Research

Website1.jpg

Evolutionary Dynamics of Niche Construction

Microbes as they evolve modify the environmental conditions to which they are adapting. These modifications (or niche construction) set the selective pressures experienced by new mutations and determine the topology of fitness landscapes. We have shown that due to niche construction metabolic fitness landscapes are deformable over long adaptive trajectories (Bajic et al 2018). As part of this work we collaborated in the development of COMETS 2.0 a software platform for metabolic simulations of microbial communities (Dukovski et al 2020).

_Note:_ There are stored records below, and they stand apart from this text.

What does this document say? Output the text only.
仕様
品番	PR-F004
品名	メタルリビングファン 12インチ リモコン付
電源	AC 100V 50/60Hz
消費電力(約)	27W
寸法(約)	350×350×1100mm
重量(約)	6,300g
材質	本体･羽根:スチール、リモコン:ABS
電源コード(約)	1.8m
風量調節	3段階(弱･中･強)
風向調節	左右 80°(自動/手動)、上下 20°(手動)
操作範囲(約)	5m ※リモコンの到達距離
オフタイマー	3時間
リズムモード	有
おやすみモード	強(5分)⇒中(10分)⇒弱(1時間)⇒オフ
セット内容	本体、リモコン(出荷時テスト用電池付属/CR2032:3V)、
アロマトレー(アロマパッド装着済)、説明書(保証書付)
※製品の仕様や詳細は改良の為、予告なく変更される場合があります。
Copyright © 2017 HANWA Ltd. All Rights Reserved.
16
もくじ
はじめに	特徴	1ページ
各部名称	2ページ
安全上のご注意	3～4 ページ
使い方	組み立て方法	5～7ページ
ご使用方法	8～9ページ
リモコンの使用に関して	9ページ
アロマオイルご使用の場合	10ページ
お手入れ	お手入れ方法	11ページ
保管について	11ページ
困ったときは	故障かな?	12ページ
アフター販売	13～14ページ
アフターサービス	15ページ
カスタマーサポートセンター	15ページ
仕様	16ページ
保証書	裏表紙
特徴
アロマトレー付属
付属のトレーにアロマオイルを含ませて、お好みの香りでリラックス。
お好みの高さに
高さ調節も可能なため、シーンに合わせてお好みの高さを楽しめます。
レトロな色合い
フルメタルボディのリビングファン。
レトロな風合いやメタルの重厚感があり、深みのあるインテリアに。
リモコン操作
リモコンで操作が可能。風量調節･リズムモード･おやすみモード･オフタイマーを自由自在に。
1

Using COMETS I am now exploring the dynamics of adaptation on deformable fitness landscape. Our ultimate goal is to understand the role of niche construction in shaping evolutionary dynamics in complex communities.

Website2.png

Metabolic Rules of Microbial Community Assembly

Microbial communities assemble into reproducible compositions at high levels of taxonomic and metabolic organization despite adopting alternative states at the species level (Vila et al 2020, Estrela et al 2020). We have been studying the processes underlying this reproducibility across environments by combining genome scale-metabolic models, metabolomics and phylogenetic methods. By leveraging the evolutionary conservation of quantitative metabolic traits we hope to predict the assembly of complex communities across different environments(Vila et al 2023). As part of this work we have also been studying the effects of environmental complexity on community assembly (Estrela et al 2021).

Website3.jpg

Directed Evolution of Microbial Communities

Microbial communities display emergent properties that are not easily predicted by looking at individual species in isolation (e.g. Lino et al 2021). Building off earlier work on artificial ecosystem-level selection we have recently proposed a range of novel ecological methods for engineering the emergent properties of complex microbial communities (Chang et al 2021). As part of this work we developed a Python Package ecoprospector that allows us to test the efficacy of community-level selection protocols using consumer-resource model simulation. We have also recently published a review on this topic (Sanchez et al 2021). In future work I hope to explore the resilience of directly evolved communities to environmental change.